Zuteilung von Immobilien unter Miterben | Grundstückgewinnsteuer
Natürliche und juristische Personen bezahlen bei der Veräusserung von Grundstücken eine Grundstückgewinnsteuer. Grundlage für die Bemessung der Grundstückgewinnsteuer ist der steuerbare Grundstückgewinn unter Berücksichtigung des Besitzesdauerabzuges. Als steuerbarer Grundstückgewinn gilt die Differenz zwischen den Anlagekosten und dem Veräusserungserlös.
Wird eine Immobilie nun im Rahmen der Erbteilung an einen Miterben zugewiesen, führt dies grundsätzlich zu einem sogenannten «Aufschub» der Grundstückgewinnsteuer. Das heisst, die aufgeschobene Steuer wird in einem solchen Fall erst dann fällig, wenn der übernehmende Miterbe die Immobilie zu einem späteren Zeitpunkt weiterveräussert (vgl. jedoch Kapitel «Risiken bei aufgeschobenen Erbteilungen»). Wie ist nun der Fairness halber mit dieser sogenannt «latenten Grundstückgewinnsteuer» in der Erbteilung umzugehen? Soll die latente Steuer bei der Zuteilung von Erbliegenschaften an Miterben vom Übernahmewert in Abzug gebracht werden oder nicht? Wichtig ist primär, dass dieses Thema bei der Zuteilung von Erbliegenschaften unter den Miterben bewusst wahrgenommen und angesprochen wird. Nicht in jedem Fall ist ein (vollständiger) Abzug vom Übernahmepreis jedoch gerechtfertigt. Je tiefer der Übernahmewert unter dem Marktwert liegt (und dadurch bereits eine Begünstigung des übernehmenden Miterben vorliegt), desto weniger rechtfertigt es sich, zusätzlich die latente Grundstückgewinnsteuer gänzlich in Abzug zu bringen.

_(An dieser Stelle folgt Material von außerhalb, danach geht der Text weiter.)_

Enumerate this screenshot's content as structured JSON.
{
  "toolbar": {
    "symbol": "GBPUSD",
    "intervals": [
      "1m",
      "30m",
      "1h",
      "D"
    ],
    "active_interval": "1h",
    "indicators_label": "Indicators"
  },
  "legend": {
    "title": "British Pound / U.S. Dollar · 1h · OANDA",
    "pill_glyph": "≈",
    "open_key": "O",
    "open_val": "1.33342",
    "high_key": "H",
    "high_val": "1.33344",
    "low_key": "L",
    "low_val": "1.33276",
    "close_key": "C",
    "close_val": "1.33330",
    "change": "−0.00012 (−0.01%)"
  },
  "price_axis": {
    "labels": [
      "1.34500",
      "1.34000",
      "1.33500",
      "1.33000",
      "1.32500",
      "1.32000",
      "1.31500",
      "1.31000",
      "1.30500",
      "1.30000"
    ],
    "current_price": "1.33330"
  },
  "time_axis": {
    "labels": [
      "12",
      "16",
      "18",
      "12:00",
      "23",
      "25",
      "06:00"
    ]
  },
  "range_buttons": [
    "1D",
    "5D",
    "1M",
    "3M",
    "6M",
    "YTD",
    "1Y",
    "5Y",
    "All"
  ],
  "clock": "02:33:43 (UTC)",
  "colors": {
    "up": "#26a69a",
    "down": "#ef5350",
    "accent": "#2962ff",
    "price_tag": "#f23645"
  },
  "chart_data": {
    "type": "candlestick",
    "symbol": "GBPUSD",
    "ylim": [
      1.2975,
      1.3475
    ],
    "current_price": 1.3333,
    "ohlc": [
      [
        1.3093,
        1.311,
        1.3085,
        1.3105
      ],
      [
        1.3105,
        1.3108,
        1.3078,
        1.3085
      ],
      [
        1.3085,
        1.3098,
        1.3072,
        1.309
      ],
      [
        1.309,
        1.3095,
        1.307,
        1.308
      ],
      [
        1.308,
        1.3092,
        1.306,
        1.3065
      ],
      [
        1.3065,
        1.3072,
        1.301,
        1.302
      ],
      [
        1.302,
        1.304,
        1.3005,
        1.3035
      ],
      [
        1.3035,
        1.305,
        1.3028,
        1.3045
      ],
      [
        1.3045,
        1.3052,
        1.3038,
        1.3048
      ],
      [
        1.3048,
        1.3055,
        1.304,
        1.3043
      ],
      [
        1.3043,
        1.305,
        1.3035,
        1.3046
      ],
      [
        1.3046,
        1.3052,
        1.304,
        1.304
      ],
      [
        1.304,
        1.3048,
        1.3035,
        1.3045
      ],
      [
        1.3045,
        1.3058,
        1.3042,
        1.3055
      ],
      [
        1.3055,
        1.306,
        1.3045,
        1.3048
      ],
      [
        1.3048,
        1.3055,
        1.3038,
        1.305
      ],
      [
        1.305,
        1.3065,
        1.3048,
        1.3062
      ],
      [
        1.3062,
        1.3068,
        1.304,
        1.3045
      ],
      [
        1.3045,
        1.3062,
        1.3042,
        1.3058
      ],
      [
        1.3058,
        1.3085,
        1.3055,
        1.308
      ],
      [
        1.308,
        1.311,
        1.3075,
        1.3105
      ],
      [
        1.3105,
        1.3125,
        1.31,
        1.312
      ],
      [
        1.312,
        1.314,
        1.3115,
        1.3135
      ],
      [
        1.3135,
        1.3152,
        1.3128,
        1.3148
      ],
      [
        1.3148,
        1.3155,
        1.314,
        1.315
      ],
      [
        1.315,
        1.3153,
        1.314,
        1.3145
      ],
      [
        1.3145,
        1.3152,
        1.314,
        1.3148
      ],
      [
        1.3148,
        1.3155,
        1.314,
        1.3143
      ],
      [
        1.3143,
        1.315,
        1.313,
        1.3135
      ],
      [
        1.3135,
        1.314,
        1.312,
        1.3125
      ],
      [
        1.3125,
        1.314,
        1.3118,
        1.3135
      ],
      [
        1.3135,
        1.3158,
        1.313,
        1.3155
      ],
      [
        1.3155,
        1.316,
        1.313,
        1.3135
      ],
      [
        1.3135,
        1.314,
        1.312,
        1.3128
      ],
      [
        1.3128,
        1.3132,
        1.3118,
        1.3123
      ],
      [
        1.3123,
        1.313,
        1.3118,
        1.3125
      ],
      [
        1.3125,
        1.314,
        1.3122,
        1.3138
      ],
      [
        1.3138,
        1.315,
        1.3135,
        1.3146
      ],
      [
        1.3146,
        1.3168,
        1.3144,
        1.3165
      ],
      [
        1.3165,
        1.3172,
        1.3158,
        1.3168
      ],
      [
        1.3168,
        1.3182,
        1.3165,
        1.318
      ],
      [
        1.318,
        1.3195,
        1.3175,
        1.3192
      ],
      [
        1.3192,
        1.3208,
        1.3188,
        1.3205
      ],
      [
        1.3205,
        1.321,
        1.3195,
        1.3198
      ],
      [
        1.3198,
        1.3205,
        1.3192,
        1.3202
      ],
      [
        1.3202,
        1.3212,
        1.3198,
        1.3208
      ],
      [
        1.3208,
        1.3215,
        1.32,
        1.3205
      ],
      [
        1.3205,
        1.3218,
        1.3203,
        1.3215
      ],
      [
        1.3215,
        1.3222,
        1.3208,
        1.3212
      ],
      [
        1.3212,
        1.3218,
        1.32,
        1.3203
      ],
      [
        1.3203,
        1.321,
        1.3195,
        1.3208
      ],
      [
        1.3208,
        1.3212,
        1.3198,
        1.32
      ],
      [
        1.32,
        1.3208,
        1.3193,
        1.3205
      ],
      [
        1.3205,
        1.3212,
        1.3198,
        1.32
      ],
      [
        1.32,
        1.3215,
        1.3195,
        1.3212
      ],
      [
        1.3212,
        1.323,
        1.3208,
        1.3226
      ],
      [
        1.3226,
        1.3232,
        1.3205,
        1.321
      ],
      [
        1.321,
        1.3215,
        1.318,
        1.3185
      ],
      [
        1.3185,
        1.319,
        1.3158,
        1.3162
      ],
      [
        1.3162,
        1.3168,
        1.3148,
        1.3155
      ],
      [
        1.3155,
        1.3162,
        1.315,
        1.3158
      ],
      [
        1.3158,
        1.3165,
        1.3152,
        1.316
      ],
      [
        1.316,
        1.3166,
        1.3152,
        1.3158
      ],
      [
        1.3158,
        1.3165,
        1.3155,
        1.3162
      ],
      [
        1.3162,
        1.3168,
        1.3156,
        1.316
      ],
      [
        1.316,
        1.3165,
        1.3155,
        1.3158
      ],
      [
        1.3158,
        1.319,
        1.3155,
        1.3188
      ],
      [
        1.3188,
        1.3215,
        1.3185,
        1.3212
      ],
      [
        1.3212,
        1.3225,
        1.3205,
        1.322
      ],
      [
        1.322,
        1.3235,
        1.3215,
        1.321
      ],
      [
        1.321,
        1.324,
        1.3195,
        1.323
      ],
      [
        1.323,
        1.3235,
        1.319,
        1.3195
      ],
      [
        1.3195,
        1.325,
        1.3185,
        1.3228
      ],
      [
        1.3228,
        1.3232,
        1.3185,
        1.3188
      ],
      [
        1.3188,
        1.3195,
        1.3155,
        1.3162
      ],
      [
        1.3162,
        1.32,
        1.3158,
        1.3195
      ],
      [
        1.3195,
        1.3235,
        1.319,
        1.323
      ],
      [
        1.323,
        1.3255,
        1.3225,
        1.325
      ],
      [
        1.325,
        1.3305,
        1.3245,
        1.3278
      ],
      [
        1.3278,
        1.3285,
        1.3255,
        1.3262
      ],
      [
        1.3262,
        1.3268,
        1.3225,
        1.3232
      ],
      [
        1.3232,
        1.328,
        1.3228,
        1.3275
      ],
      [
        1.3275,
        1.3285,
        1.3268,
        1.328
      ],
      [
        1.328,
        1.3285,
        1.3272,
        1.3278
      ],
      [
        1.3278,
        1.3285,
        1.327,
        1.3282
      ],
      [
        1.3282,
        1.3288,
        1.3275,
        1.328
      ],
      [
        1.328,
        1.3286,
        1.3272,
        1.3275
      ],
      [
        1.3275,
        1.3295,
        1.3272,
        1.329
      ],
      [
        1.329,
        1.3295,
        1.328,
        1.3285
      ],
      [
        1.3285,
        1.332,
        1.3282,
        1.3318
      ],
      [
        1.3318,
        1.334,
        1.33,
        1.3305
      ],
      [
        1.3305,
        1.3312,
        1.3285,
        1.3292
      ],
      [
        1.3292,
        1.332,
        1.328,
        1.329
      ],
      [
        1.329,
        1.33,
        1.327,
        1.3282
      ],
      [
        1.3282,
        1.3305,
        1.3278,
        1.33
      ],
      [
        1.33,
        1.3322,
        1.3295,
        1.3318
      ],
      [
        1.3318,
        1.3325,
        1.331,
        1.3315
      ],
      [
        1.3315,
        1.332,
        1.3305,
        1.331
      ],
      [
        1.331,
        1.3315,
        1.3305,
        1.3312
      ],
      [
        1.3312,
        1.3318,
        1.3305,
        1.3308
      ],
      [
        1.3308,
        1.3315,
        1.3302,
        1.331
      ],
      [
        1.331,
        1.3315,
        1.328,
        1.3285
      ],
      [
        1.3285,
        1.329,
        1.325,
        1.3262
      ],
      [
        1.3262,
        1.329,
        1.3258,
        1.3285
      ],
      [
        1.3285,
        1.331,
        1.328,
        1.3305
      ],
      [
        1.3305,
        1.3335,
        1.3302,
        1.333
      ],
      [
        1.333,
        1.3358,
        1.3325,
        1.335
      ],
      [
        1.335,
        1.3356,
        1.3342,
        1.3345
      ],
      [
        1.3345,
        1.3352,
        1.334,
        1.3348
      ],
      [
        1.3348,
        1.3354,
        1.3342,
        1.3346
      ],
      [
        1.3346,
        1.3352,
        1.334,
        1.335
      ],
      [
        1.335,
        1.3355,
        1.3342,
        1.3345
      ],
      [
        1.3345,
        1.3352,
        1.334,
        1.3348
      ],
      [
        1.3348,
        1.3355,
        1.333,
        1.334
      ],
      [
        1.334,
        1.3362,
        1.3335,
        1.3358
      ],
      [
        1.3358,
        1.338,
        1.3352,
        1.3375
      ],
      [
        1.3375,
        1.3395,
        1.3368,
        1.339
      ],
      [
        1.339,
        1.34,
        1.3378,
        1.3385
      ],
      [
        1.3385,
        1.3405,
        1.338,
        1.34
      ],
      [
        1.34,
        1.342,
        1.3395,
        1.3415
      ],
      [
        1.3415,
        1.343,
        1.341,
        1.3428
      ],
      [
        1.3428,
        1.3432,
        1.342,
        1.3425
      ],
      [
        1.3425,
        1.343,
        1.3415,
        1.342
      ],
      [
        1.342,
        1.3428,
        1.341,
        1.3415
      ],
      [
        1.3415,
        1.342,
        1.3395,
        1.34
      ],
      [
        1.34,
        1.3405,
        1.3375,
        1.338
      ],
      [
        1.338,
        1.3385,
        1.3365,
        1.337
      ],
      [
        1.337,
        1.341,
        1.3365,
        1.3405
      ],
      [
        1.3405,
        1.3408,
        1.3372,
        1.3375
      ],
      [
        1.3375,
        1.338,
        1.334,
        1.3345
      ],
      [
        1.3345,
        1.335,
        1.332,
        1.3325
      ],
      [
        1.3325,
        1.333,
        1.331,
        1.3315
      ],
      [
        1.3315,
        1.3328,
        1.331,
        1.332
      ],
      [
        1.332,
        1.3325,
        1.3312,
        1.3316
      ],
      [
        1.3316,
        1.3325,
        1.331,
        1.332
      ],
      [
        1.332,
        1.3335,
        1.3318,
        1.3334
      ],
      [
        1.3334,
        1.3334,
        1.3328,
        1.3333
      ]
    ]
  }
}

Zuteilung von Immobilien unter Miterben | Schenkungssteuer
Aus steuerrechtlicher Sicht kann es heikel sein, wenn Miterben die Immobilie zu einem «zu tiefen» Wert übernehmen. In solchen Fällen können für den erwerbenden Erben Schenkungssteuern anfallen. Für die Steuerbehörde ist der Marktwert und nicht der Steuerwert (Vermögenswert) entscheidend.
Rechtzeitige Planung ist wichtig!
Die Vor- und Nachteile des Fortbestands von Erbengemeinschaften müssen individuell und nachhaltig beurteilt werden. Es ist wichtig, rechtzeitig die Chancen und Risiken abzuwägen und klare Verhältnisse unter allen Beteiligten zu schaffen. Noch vorteilhafter ist die Regelung des Erbes zu Lebzeiten. Sie bietet deutlich mehr Optionen und zahlreiche weitere Vorteile.